Encontrar uma voz adequada é uma etapa fundamental na busca pela liberdade de ser quem se é e a constante luta por uma vida plena das pessoas trans. Para isso, mais do que alteração fisiológica (imagem) é a alteração da voz. É com este objetivo que o especialista em fonoterapia João Lopes criou um programa gratuito na Universidade Veiga de Almeida (UVA), em 2016, no Rio de Janeiro, para o tratamento vocal ou alteração vocal de pessoas trans e travestis, também chamado de fonoterapia para confirmação vocal de pessoas trans. 

Neste projeto já passaram cerca de 88 mulheres e homens trans, tornando-se uma referência na Europa. “Começamos com apenas quatro pessoas trans e hoje somos uma referência internacional pela qualidade do nosso atendimento”, comenta o fundador.

Para a pesquisadora Esalba Silveira, o indivíduo transexual caracteriza-se por apresentar incompatibilidade entre sexo e gênero, tais como mulheres em corpos biológicos de homens. Em busca de se encontrar nesta realidade, muitos transexuais têm se submetido a tratamentos hormonais de voz e a cirurgias para adequar seu corpo biológico à identidade feminina ou à identidade masculina. 

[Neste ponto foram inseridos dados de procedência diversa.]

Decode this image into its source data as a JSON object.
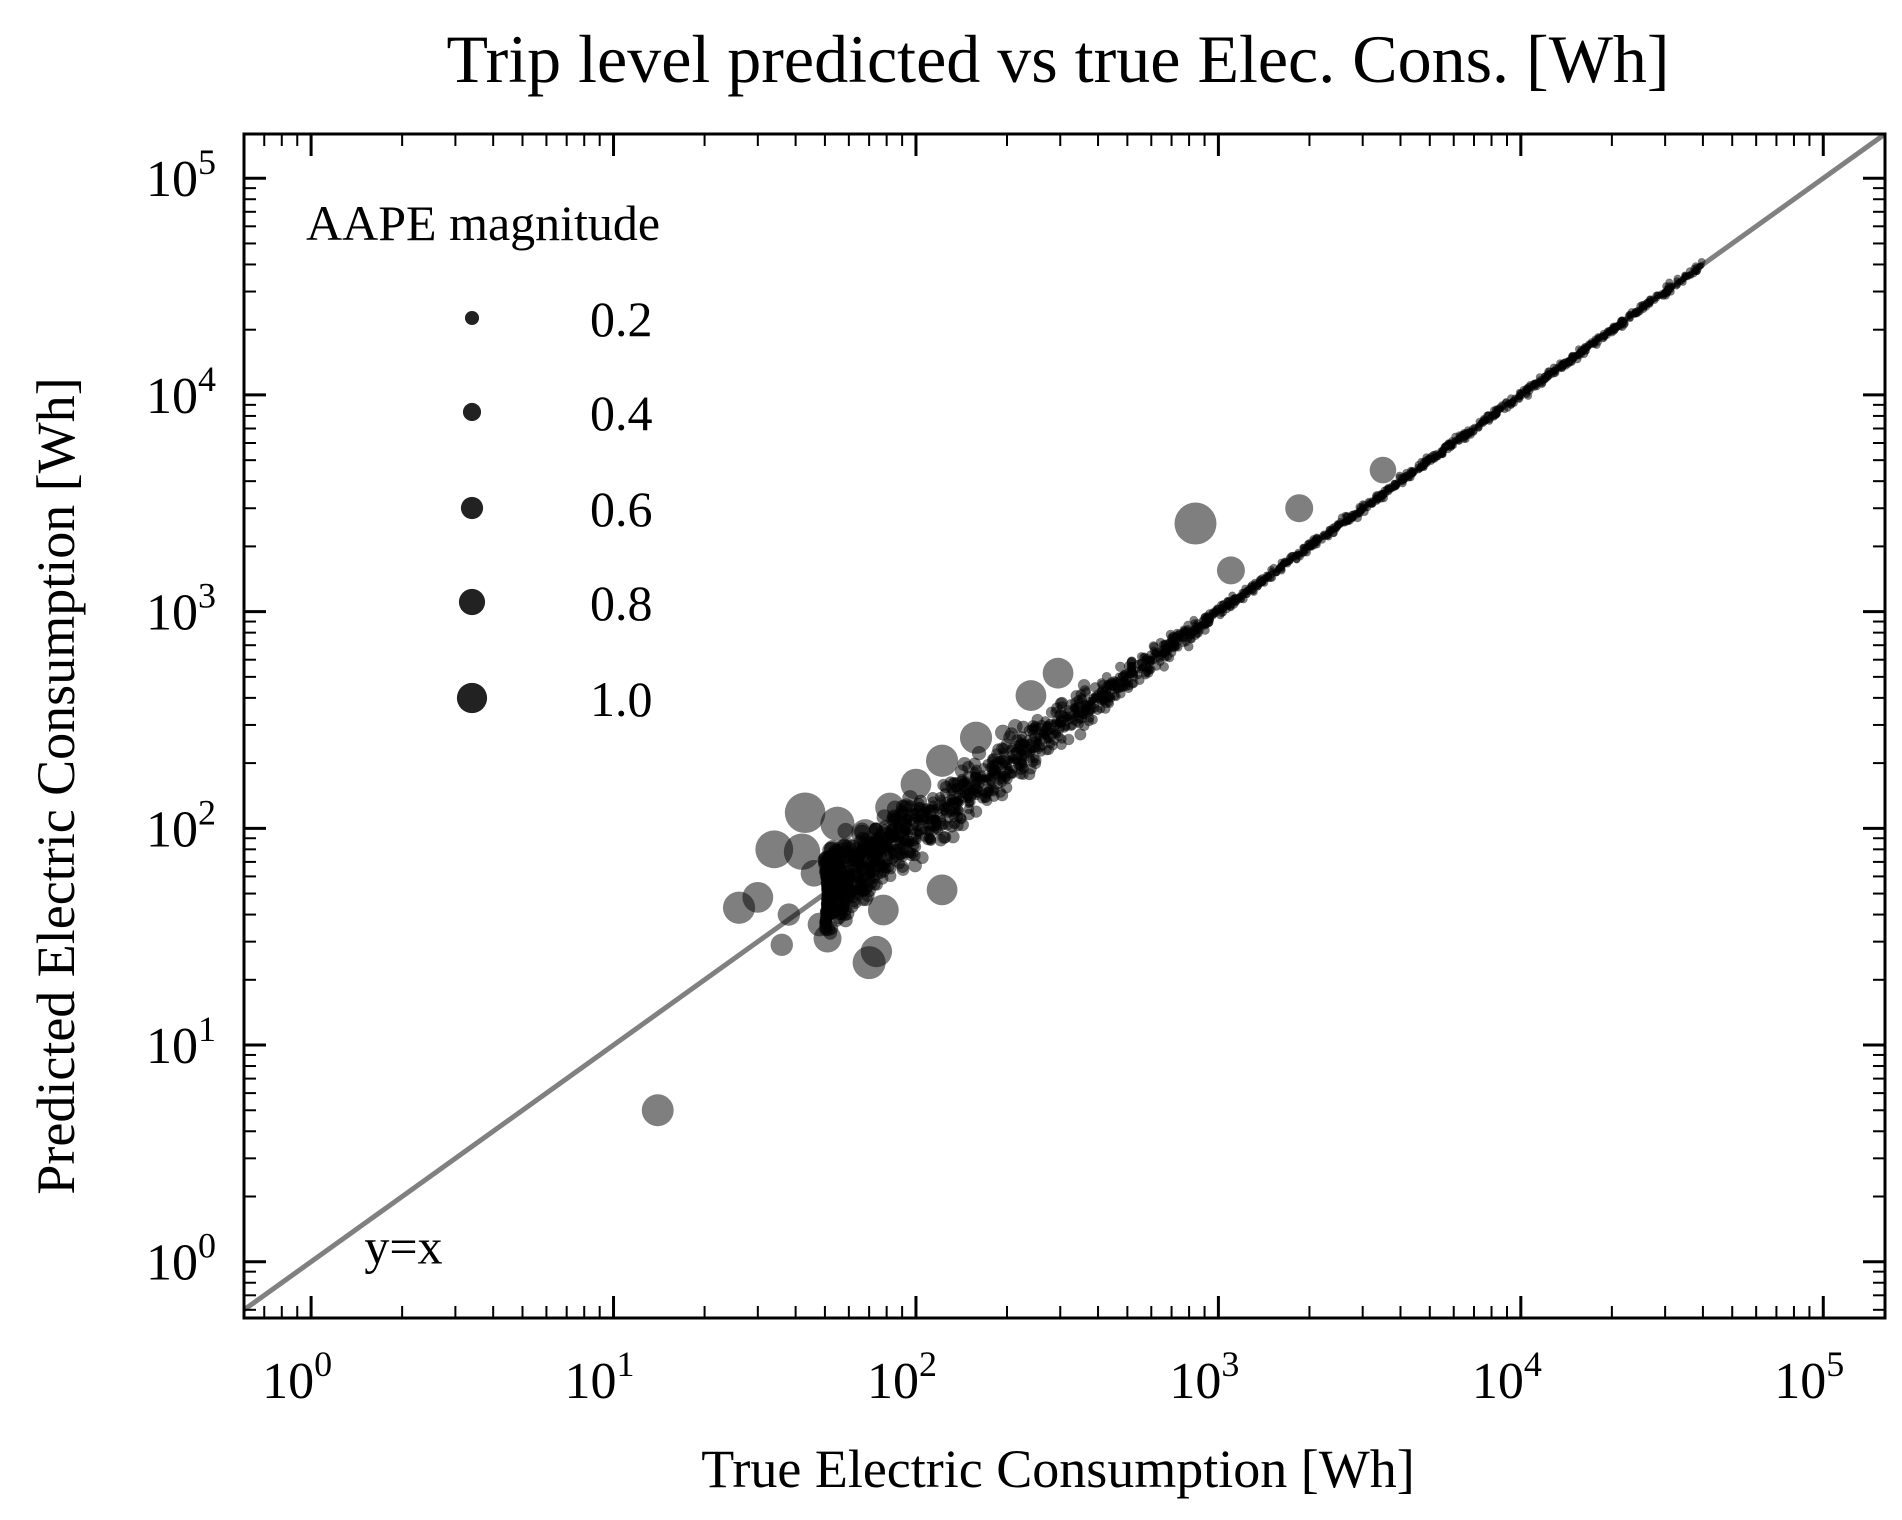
{
  "chart_data": {
    "type": "scatter",
    "title": "Trip level predicted vs true Elec. Cons. [Wh]",
    "xlabel": "True Electric Consumption [Wh]",
    "ylabel": "Predicted Electric Consumption [Wh]",
    "xscale": "log",
    "yscale": "log",
    "xlim": [
      0.6,
      160000
    ],
    "ylim": [
      0.55,
      160000
    ],
    "xtick_labels": [
      {
        "base": "10",
        "exp": "0",
        "value": 1
      },
      {
        "base": "10",
        "exp": "1",
        "value": 10
      },
      {
        "base": "10",
        "exp": "2",
        "value": 100
      },
      {
        "base": "10",
        "exp": "3",
        "value": 1000
      },
      {
        "base": "10",
        "exp": "4",
        "value": 10000
      },
      {
        "base": "10",
        "exp": "5",
        "value": 100000
      }
    ],
    "ytick_labels": [
      {
        "base": "10",
        "exp": "0",
        "value": 1
      },
      {
        "base": "10",
        "exp": "1",
        "value": 10
      },
      {
        "base": "10",
        "exp": "2",
        "value": 100
      },
      {
        "base": "10",
        "exp": "3",
        "value": 1000
      },
      {
        "base": "10",
        "exp": "4",
        "value": 10000
      },
      {
        "base": "10",
        "exp": "5",
        "value": 100000
      }
    ],
    "grid": false,
    "legend": {
      "title": "AAPE magnitude",
      "placement": "upper-left",
      "entries": [
        "0.2",
        "0.4",
        "0.6",
        "0.8",
        "1.0"
      ],
      "sizes": [
        0.2,
        0.4,
        0.6,
        0.8,
        1.0
      ]
    },
    "reference_line": {
      "label": "y=x",
      "color": "#808080"
    },
    "marker_color": "#000000",
    "outliers": [
      {
        "x": 14,
        "y": 5,
        "aape": 0.64
      },
      {
        "x": 840,
        "y": 2550,
        "aape": 1.0
      },
      {
        "x": 43,
        "y": 118,
        "aape": 0.95
      },
      {
        "x": 34,
        "y": 80,
        "aape": 0.85
      },
      {
        "x": 42,
        "y": 78,
        "aape": 0.8
      },
      {
        "x": 55,
        "y": 105,
        "aape": 0.72
      },
      {
        "x": 26,
        "y": 43,
        "aape": 0.65
      },
      {
        "x": 30,
        "y": 48,
        "aape": 0.6
      },
      {
        "x": 70,
        "y": 24,
        "aape": 0.68
      },
      {
        "x": 74,
        "y": 27,
        "aape": 0.62
      },
      {
        "x": 51,
        "y": 31,
        "aape": 0.5
      },
      {
        "x": 38,
        "y": 40,
        "aape": 0.3
      },
      {
        "x": 36,
        "y": 29,
        "aape": 0.3
      },
      {
        "x": 78,
        "y": 42,
        "aape": 0.6
      },
      {
        "x": 122,
        "y": 52,
        "aape": 0.6
      },
      {
        "x": 100,
        "y": 160,
        "aape": 0.6
      },
      {
        "x": 122,
        "y": 205,
        "aape": 0.65
      },
      {
        "x": 158,
        "y": 262,
        "aape": 0.65
      },
      {
        "x": 240,
        "y": 410,
        "aape": 0.6
      },
      {
        "x": 295,
        "y": 520,
        "aape": 0.6
      },
      {
        "x": 1100,
        "y": 1550,
        "aape": 0.5
      },
      {
        "x": 1850,
        "y": 3000,
        "aape": 0.5
      },
      {
        "x": 3500,
        "y": 4500,
        "aape": 0.45
      },
      {
        "x": 82,
        "y": 125,
        "aape": 0.55
      },
      {
        "x": 68,
        "y": 95,
        "aape": 0.5
      },
      {
        "x": 46,
        "y": 62,
        "aape": 0.45
      },
      {
        "x": 58,
        "y": 78,
        "aape": 0.4
      },
      {
        "x": 48,
        "y": 36,
        "aape": 0.35
      }
    ],
    "note": "Thousands of additional points lie tightly along y=x from roughly 50 Wh to 40000 Wh."
  }
}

A fonoaudiologia é essencial neste trabalho de confirmação vocal do homem e da mulher trans, pois “a voz precisa ser adequada à identidade de gênero de uma determinada pessoa”, comenta o especialista João Lopes. Embora alguns chamem de “adequação vocal”, ele explica que o melhor termo a ser usado é a “confirmação vocal”, tendo em vista que as pessoas trans e travestis apenas estão confirmando o seu timbre vocal de acordo com a sua identidade. 

O tratamento de voz não é uma realidade para todas as pessoas trans ainda, mas João acredita que seja uma etapa fundamental para a qualidade de vida das pessoas não-cis. “A alteração da voz, por meio de tratamento fonaudiólogo, vem sendo uma mudança fundamental na adequação de pessoas trans e transexuais às suas verdadeiras identidades”, ressalta. 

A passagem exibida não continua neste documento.